Salah satu penyebabnya adalah masa panen yang terlalu cepat di mana proses panen garam yang ahrusnya dilakukan selama 14 hari tidak selalu tercukupi.
"Ada 5 hari -4 hari sudah panen, standar itu kan 14 hari. Kedua, sistem panen, di mana ketika panen dengan tanah di bawah pun dia habisin, masih kotor toh. Jadi, sebetulnya kalau kita bicara garam ini, perlu perbaikan di produksinya, di sisi huluya dulu," ujarnya.

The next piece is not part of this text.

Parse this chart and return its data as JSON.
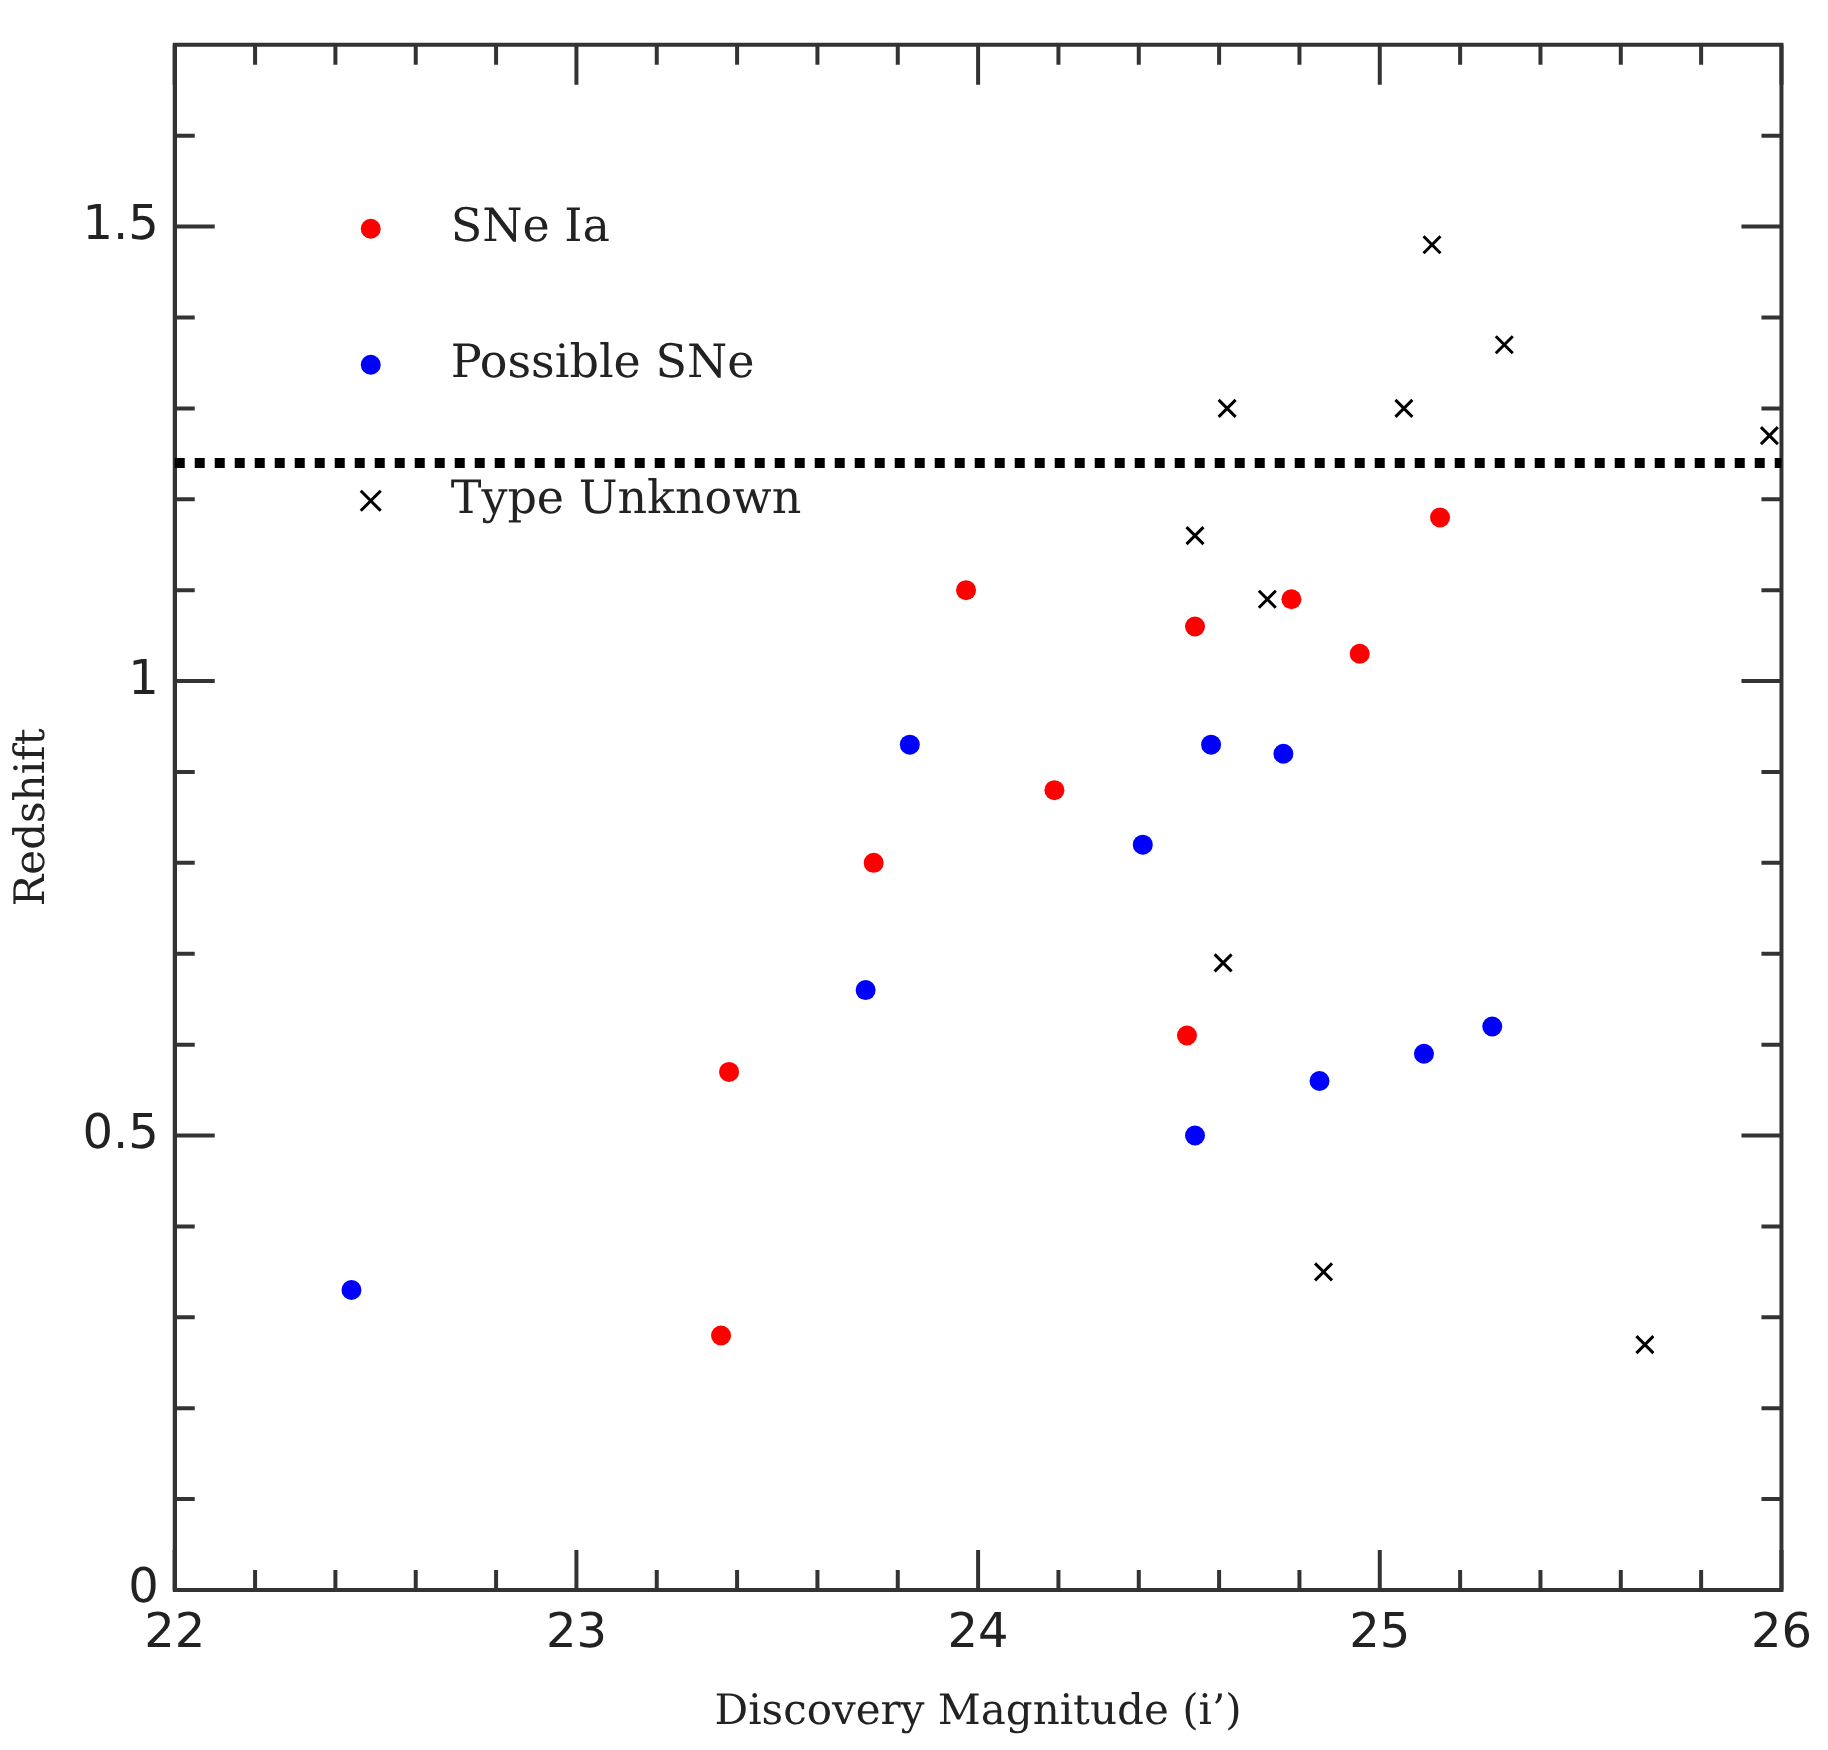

Sebagai akibatnya garam yang dihasilkan pun gampang larut. Hal tersebut tidak sesuai dengan stadnar yang dibutuhkan sebagian industri. Belum lagi, tingkat penyusutannya cukup besar mencapai 30% dalam proses pengolahan.
Untuk itu, pemerintah melalui Kementerian kelautan dan Perikanan telah mengadakan program PUGAR untuk bisa meningkatkan kualitas garam rakyat. Namun, belum semua produsen garam rakyat berkeingian untuk menigkatkan kualitas garamnya.
“Memang kita belum bisa berharap banyak memproduksi garam industri yang sepanjang masyarakat belum mengikuti tekonologi anjuran yang dikelaurkan KKP,” ujarnya.
Sebelumnya, Ketua Himpunan Masyarakat Petani Garam (HMPG) Edi Ruswandi meminta pemerintah untuk turun tangan terkait penerapann teknologi terbaru di industri pengolahan garam dalam negeri demi meningkatkan serapan garam petani.
Dia menyebutkan selama ini industri tidak melakukan perubahan dan mengikuti perkembangan teknologi sehingga kemampuannya untuk mengubah garam rakyat menjadi garam layak pakai bagi industri masih terbatas.
“Harusnya dari industri pengolah mengikuti mereformasi industrinya jadi industri yang bisa mengolah dari garam konsumsi ke garam industri. Jangan industri dipisahkan. Kalau industri harus impor, jangan dong itu harus menggunakan yang namanya kearifan lokal. Di undang-undang jelas sekali,” ujarnya ketika dihubungi Bisnis baru-baru ini.